Luca Parmitano, astronauta catanese in orbita

lucaPARMITANO(cassible.com) Kazhakstan – L’astronauta Luca Parmitano e i suoi compagni di equipaggio della Soyuz sono entrati nella Stazione Spaziale Internazionale (Iss), dove a luglio il pilota sperimentatore dell’Aeronautica militare diventera’ il primo italiano a compiere una passeggiata spaziale.

Parmitano restera’ per sei mesi in orbita a bordo della Stazione, nell’ambito della missione Volare dell’Agenzia spaziale italiana (Asi). A bordo della Iss Parmitano ha raggiunto, insieme al comandante russo della Soyuz Fyodor Yurchichin e all’americana Karen Nyberg, altri due russi, Pavel Vinogradov e Aleksandr Misurkin e l’americano Christopher Cassidy. L’astronauta catanese e’ il quarto italiano a salire a bordo della Stazione spaziale internazionale.

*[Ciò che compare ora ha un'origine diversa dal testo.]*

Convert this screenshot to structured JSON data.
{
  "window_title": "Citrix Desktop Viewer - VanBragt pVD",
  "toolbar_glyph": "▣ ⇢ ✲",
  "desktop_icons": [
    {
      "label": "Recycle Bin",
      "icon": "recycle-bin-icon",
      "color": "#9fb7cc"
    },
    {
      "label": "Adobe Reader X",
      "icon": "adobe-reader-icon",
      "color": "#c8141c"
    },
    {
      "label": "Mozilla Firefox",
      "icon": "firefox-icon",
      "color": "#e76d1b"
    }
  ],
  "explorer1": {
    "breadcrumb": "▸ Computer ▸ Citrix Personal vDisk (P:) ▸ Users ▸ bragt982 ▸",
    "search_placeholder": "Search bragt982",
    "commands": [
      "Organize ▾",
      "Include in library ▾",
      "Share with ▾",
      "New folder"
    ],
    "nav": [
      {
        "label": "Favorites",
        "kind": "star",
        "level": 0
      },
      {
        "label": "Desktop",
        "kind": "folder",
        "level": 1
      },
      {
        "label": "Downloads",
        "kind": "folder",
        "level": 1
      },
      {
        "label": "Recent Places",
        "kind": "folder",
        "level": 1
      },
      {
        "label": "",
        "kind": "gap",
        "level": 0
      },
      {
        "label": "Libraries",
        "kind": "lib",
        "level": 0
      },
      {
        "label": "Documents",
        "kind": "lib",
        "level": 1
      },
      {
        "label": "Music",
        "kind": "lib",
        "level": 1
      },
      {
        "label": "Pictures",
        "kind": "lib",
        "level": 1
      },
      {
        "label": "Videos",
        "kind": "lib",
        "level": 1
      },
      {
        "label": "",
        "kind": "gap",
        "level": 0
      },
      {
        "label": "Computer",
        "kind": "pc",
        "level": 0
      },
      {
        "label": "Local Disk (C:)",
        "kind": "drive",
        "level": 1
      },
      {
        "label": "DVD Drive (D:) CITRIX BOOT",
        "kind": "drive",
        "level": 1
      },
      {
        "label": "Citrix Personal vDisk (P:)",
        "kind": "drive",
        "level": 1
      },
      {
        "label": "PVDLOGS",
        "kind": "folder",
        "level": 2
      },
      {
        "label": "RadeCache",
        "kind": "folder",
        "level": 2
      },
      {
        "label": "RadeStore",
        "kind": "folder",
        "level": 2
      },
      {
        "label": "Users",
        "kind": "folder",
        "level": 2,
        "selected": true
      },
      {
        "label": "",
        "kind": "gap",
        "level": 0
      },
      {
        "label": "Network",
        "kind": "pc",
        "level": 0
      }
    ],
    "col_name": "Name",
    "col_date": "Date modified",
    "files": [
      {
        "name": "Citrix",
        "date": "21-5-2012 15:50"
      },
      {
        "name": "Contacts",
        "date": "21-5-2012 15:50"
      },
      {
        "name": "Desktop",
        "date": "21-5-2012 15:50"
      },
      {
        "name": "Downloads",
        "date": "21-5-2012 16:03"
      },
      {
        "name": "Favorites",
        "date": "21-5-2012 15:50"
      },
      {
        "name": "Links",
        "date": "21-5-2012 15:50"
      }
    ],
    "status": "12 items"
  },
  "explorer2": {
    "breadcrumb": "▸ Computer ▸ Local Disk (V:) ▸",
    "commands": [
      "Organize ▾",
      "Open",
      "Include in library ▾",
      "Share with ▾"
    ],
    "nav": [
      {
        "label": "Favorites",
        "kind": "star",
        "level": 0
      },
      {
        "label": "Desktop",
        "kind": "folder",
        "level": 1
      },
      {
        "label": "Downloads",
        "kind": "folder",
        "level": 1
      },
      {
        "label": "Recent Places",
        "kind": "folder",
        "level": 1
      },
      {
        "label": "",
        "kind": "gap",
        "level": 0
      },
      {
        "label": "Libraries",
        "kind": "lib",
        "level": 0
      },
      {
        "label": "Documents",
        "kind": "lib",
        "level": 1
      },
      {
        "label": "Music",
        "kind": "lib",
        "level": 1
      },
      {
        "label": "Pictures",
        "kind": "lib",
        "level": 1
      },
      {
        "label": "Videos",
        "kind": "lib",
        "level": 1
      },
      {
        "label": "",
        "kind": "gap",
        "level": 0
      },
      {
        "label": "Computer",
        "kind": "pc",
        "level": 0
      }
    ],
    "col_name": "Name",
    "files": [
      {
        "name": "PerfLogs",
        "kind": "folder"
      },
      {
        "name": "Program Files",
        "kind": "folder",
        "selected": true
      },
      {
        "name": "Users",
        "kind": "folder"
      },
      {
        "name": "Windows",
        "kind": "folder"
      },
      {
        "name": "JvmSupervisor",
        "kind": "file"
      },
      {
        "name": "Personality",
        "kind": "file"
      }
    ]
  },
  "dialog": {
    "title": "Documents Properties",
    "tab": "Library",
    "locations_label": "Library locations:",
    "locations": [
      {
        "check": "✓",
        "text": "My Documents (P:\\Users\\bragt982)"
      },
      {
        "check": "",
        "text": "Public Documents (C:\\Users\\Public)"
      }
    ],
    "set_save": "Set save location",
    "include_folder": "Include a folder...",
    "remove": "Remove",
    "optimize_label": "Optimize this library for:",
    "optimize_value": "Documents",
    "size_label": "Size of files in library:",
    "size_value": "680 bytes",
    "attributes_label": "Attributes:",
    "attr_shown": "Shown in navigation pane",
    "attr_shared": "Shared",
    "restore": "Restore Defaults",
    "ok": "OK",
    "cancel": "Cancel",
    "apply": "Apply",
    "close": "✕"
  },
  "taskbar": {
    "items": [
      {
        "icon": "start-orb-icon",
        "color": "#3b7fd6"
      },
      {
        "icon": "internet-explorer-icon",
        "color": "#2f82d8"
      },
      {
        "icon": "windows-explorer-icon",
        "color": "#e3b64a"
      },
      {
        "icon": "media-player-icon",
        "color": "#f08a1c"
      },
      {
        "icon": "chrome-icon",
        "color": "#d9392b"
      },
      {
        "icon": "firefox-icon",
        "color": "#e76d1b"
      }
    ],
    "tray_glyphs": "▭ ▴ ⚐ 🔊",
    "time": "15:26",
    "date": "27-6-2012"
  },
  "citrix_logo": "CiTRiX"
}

La Soyuz TMA-09M era partita nella tarda serata italiana dalla base russa di Baikonur, in Kazakhstan e si e’ agganciata alla Iss alle 4 del mattino ora italiana, dopo un volo record di meno di sei ore. E’ stato un viaggio record, un vero e proprio inseguimento rapido che ha permesso agli astronauti per la seconda volta, di agganciarsi alla Stazione spaziale poche ore dopo il decollo.

LUCA PARMITANO. Luca (36 anni) di Paternò (Catania), sposato e padre di due bambine è pilota collaudatore dell’Aeronautica Militare, salirà per la prima volta a bordo di un’astronave con la qualifica di ingegnere di volo. Luca è arrivato sulla rampa di lancio dopo essere stato selezionato nel 2009 dall’Agenzia spaziale europea (Esa) assieme a Samantha Cristoforetti.

LA MISSIONE SULLA ISS. Tanti i record che saranno infranti dalla missione di Parmitano, che sarà il primo astronauta italiano ad effettuare due passeggiate spaziali. Il suo, inoltre, sarà il primo equipaggio internazionale, il secondo in assoluto, a raggiungere la Iss dopo solo sei ore dal lancio. “Nell’arco di 4 orbite ci portiamo alla quota di 400 km dopodiché inizia la fase di avvicinamento alla stazione in cui la navetta in modo automatico si avvicina fino al contatto meccanico che è quello del Docking”. Timori e paure non sono contemplati, non perché non si possa provarli ma perché, ha spiegato l’astronauta, il duro addestramento ti prepara ad affrontare con lucidità tutte le situazioni, anche le emergenze.

GLI ESPERIMENTI SULLA ISS. Gran parte della giornata di un astronauta sulla Iss è dedicata allo svolgimento di numerosi esperimenti installati e portati a bordo, alcuni dei quali in realtà riguardano gli stessi abitanti della stazione, “cavie umane” per testare gli effetti della microgravità sulla fisiologia umana. Per esempio, nel corso della missione saranno effettuate scansioni in risonanza magnetica dei muscoli e delle ginocchia degli astronauti per analizzare la reazione delle cartilagini alla prolungata assenza di peso; la temperatura corporea e i livelli di melatonina saranno tenuti sotto controllo per scoprire in che modo lo stravolgimento dei ritmi circadiani influisce sull’organismo.